Beneath the canopy, Alain Ducasse launches Le Champeaux Brasserie Bar & Lounge. Booking has just opened for the 180 seats inside and 80 terrace tables, with views onto the modern meadows of Seura Urban Architects’ Nelson Mandela Gardens.
“This is a first for Monsieur Ducasse,” says Gérard Margeon, executive chef sommelier for Alain Ducasse Entreprise. Margeon, who has worked with the 19-Michelin-star chef for 21 years, explains that, although there are Ducasse bistrots and restaurants globally, Champeaux is the first brasserie.
While bistrots are small and intimate with starched tablecloths, silver cutlery and traditional service, brasseries are large, convivial places where eating is more informal – they open every day of the week, from breakfast to late into the night, and often serve the same menu all day. “A classic brasserie dish is steak frites,” adds Margeon.

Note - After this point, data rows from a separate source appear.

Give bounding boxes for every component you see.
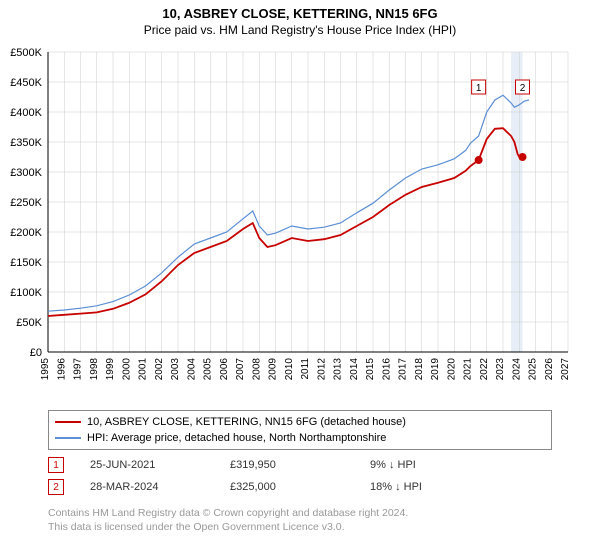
sale-row: 1 25-JUN-2021 £319,950 9% ↓ HPI [48,454,552,476]
svg-text:2010: 2010 [284,358,295,381]
svg-text:£300K: £300K [10,167,42,179]
svg-text:2017: 2017 [398,358,409,381]
svg-text:£50K: £50K [16,317,42,329]
legend-item: 10, ASBREY CLOSE, KETTERING, NN15 6FG (d… [55,414,545,430]
svg-text:£200K: £200K [10,227,42,239]
svg-text:2003: 2003 [170,358,181,381]
svg-text:2025: 2025 [528,358,539,381]
svg-text:2014: 2014 [349,358,360,381]
svg-text:2023: 2023 [495,358,506,381]
legend-label: 10, ASBREY CLOSE, KETTERING, NN15 6FG (d… [87,416,406,428]
legend-swatch [55,437,81,439]
sales-table: 1 25-JUN-2021 £319,950 9% ↓ HPI 2 28-MAR… [48,454,552,498]
svg-text:2018: 2018 [414,358,425,381]
svg-text:2012: 2012 [316,358,327,381]
sale-price: £325,000 [230,481,370,493]
chart-title: 10, ASBREY CLOSE, KETTERING, NN15 6FG [0,0,600,21]
svg-text:2006: 2006 [219,358,230,381]
svg-text:1997: 1997 [73,358,84,381]
svg-text:£450K: £450K [10,77,42,89]
sale-row: 2 28-MAR-2024 £325,000 18% ↓ HPI [48,476,552,498]
svg-text:£150K: £150K [10,257,42,269]
footer-text: Contains HM Land Registry data © Crown c… [48,506,408,534]
svg-text:2009: 2009 [268,358,279,381]
legend-box: 10, ASBREY CLOSE, KETTERING, NN15 6FG (d… [48,410,552,450]
svg-text:2021: 2021 [463,358,474,381]
svg-text:2001: 2001 [138,358,149,381]
sale-marker-icon: 1 [48,457,64,473]
svg-text:2: 2 [520,83,526,94]
svg-text:£500K: £500K [10,47,42,59]
svg-text:2013: 2013 [333,358,344,381]
sale-date: 28-MAR-2024 [90,481,230,493]
svg-text:£100K: £100K [10,287,42,299]
sale-diff: 9% ↓ HPI [370,459,510,471]
svg-text:£250K: £250K [10,197,42,209]
svg-text:2005: 2005 [203,358,214,381]
sale-date: 25-JUN-2021 [90,459,230,471]
svg-text:2007: 2007 [235,358,246,381]
chart-subtitle: Price paid vs. HM Land Registry's House … [0,21,600,37]
svg-text:1: 1 [476,83,482,94]
svg-text:2022: 2022 [479,358,490,381]
svg-text:2008: 2008 [251,358,262,381]
svg-text:2011: 2011 [300,358,311,380]
sale-marker-icon: 2 [48,479,64,495]
svg-text:2015: 2015 [365,358,376,381]
svg-text:£400K: £400K [10,107,42,119]
svg-text:£350K: £350K [10,137,42,149]
svg-text:2000: 2000 [121,358,132,381]
svg-text:1996: 1996 [56,358,67,381]
legend-item: HPI: Average price, detached house, Nort… [55,430,545,446]
svg-text:2024: 2024 [511,358,522,381]
sale-price: £319,950 [230,459,370,471]
svg-text:2020: 2020 [446,358,457,381]
legend-label: HPI: Average price, detached house, Nort… [87,432,386,444]
svg-text:1998: 1998 [89,358,100,381]
svg-text:2019: 2019 [430,358,441,381]
sale-diff: 18% ↓ HPI [370,481,510,493]
svg-text:2027: 2027 [560,358,571,381]
legend-swatch [55,421,81,423]
svg-text:2004: 2004 [186,358,197,381]
svg-text:1995: 1995 [40,358,51,381]
svg-text:2016: 2016 [381,358,392,381]
svg-text:1999: 1999 [105,358,116,381]
svg-text:2026: 2026 [544,358,555,381]
svg-text:£0: £0 [30,347,42,359]
svg-text:2002: 2002 [154,358,165,381]
chart-area: £0 £50K £100K £150K £200K £250K £300K £350K £400… [0,42,600,402]
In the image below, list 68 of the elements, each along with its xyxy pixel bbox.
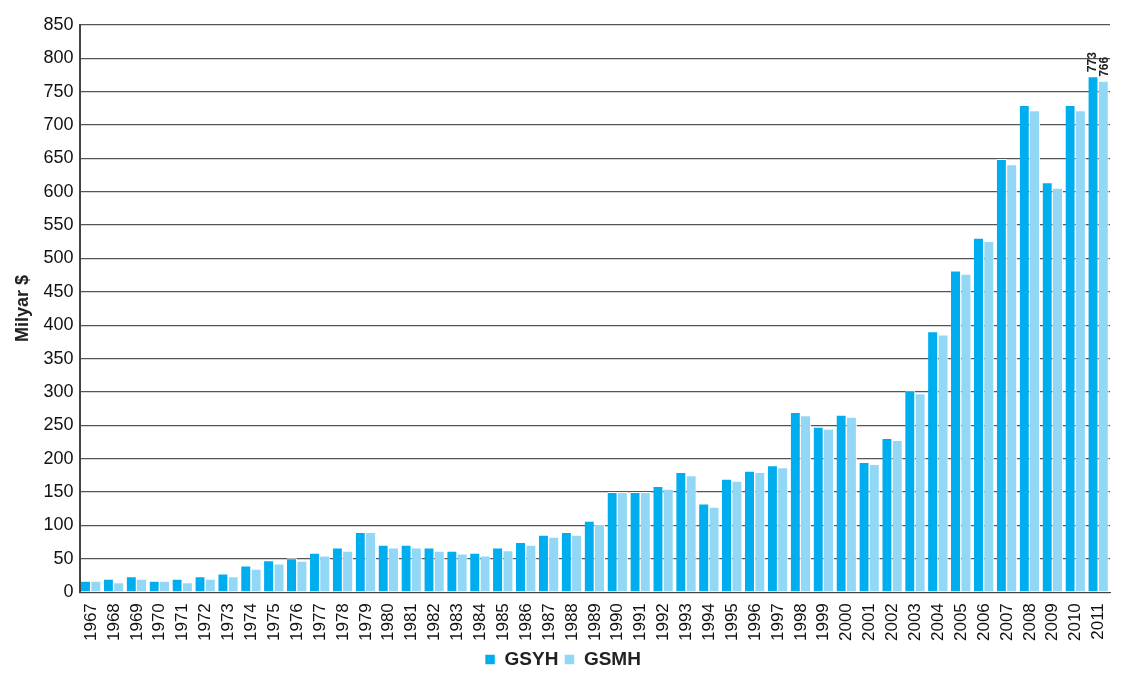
x-tick-label: 1984 (470, 603, 490, 642)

Culinary accents at Champeaux, interpreted by head chef Bruno Brangea, are modern spins on brasserie classics of oysters, boudin noir (black sausage), snails, foie gras, pot au feu, roast chicken, freshly baked crusty breads, seasonal cheeses and sweet and savoury soufflés. No doubt there will also be some chocolate-based treats from Le Comptoir du Chocolat, and French wines inspired by the 1900s (which match this type of food perfectly). “And, as well as artisan beers, we’re working on signature cocktails based on French, Italian and Spanish-produced wines and alcohols,” says Margeon.
Champeaux is an homage to the district where, in the 12th century, Louis VI (1081-1137), known as “Louis the Fat”, located the market that preceded Les Halles. It is also a tribute to the 19th-century Brasserie Champeaux, located near the Stock Exchange – one of Zola’s favourite watering holes, and often referred to in the author’s L’Argent novels focusing on the controversial financial world of the Second French Empire.
Fast forward to today, and Champeaux’s edgy interior design, by Paris Studio Cigüe, is in harmony with the revolutionary new face of Forum des Halles: very bright, with floor-to-ceiling windows and a slick use of raw materials, making for an exciting and contemporary space. A state-of-the-art airport-style electronic billboard conveys relevant gastronomic information during the 7/7 service.